Thór et Litli
Bien
avant que Litli ne devienne un livre, alors qu'elle séjournait en
Islande, Severine a rencontré Thór Vilhjámsson à deux reprises, à deux
ans d'intervalle. T. Vilhjámsson est un écrivain islandais qui a vécu à
Paris et traduit dans sa langue certains des livres de Marguerite
Yourcenar, d'Umberto Eco ou, bien plus périlleux encore tant leur
langue est chargée de trouvailles, ceux de Raymond Roussel et de Victor
Segalen. Comme souvent les voyageurs, Severine inscrit dans ses carnets
la teneur de ses conversations et c'est un stratagème précieux pour qui
veut déjouer l'oubli, sauver un peu des mots qu'on prononce et ceux
qu'on entend. En juillet 2007, alors qu'elle était venue travailler la
maquette de Litli à Vaillac, pendant ces longues journées d'été où nous
cherchions avec Catherine le bon chemin entre phrases et photos, un peu
inquiets à l'idée de se perdre dans le dédale des images, Severine m'a
raconté les remarques de Thór Vilhjámsson sur son projet de livre. Il
venait d'en découvrir les premières photographies déjà reliées comme un
livre et il avait eu, lui aussi, ce sentiment que j'éprouverais
quelques semaines plus tard en découvrant les mêmes images : il y avait
dans l'ébauche de ce livre un présent, quelque chose qui s'offre comme
un cadeau au regard et dans son enthousiasme, T. Vilhjámsson avait
imaginé le pire : les éditeurs ne cherchent plus que des produits
rentables et ce projet de livre est trop différent, trop inclassable
pour trouver sa place dans le marché du livre.
Thór Vilhjámsson est un écrivain de la démesure.
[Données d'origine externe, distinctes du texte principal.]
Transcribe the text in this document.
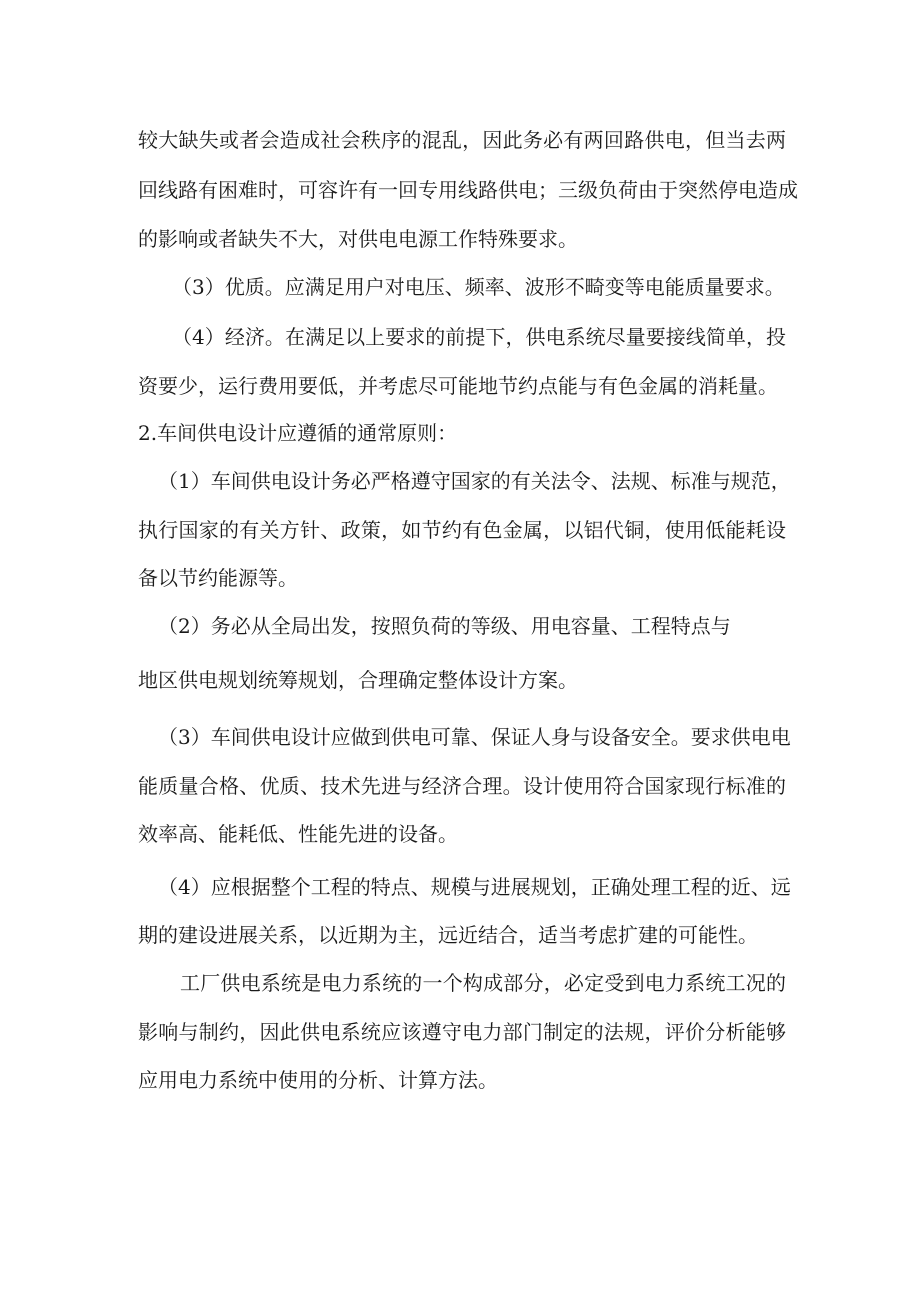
较大缺失或者会造成社会秩序的混乱，因此务必有两回路供电，但当去两
回线路有困难时，可容许有一回专用线路供电；三级负荷由于突然停电造成
的影响或者缺失不大，对供电电源工作特殊要求。
（3）优质。应满足用户对电压、频率、波形不畸变等电能质量要求。
（4）经济。在满足以上要求的前提下，供电系统尽量要接线简单，投
资要少，运行费用要低，并考虑尽可能地节约点能与有色金属的消耗量。
2.车间供电设计应遵循的通常原则：
（1）车间供电设计务必严格遵守国家的有关法令、法规、标准与规范，
执行国家的有关方针、政策，如节约有色金属，以铝代铜，使用低能耗设
备以节约能源等。
（2）务必从全局出发，按照负荷的等级、用电容量、工程特点与
地区供电规划统筹规划，合理确定整体设计方案。
（3）车间供电设计应做到供电可靠、保证人身与设备安全。要求供电电
能质量合格、优质、技术先进与经济合理。设计使用符合国家现行标准的
效率高、能耗低、性能先进的设备。
（4）应根据整个工程的特点、规模与进展规划，正确处理工程的近、远
期的建设进展关系，以近期为主，远近结合，适当考虑扩建的可能性。
工厂供电系统是电力系统的一个构成部分，必定受到电力系统工况的
影响与制约，因此供电系统应该遵守电力部门制定的法规，评价分析能够
应用电力系统中使用的分析、计算方法。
Régis Boyer, l'un de ses traducteurs en français, écrit qu'il est bien dommage que sa langue soit si difficile, si rebelle aussi à la traduction en raison de sa passion néologique et de ses jongleries syntaxiques. Dans l'un des romans qu'il a traduit pour Actes Sud en 1991, La mousse grise brûle, Thór Vilhjámsson écrit en parlant de l'Islande : « A l’instant même, il se trouva dans une autre réalité, dans un autre pays où rien ne ressemblait à celui-ci, où les forces primitives étaient aux prises. Le temps y était si vaste que sa vitesse s’abolissait. Avec des gens qui n’avaient rien à voir en face de ceux d’ici, des gens qui tiraient leur croissance et leur force de la peine que chacun avait à atteindre l’autre, chemin aride de l’un vers l’autre, long chemin. Silence. » C'est bien ce pays que Litli est allé arpenter, comme si d'instinct Severine devinait que ces terres inhabitées convenaient seules à son récit de la soliquiétude. Je crois que la rencontre entre l'auteur de ces lignes et les premières images de Litli a donné la certitude à Severine qu'elle devait aller au bout du livre imaginé. Ce n'est pas rien. Alors merci au vieil écrivain qui a su voir, le premier, la force d'un livre encore à naître.
T.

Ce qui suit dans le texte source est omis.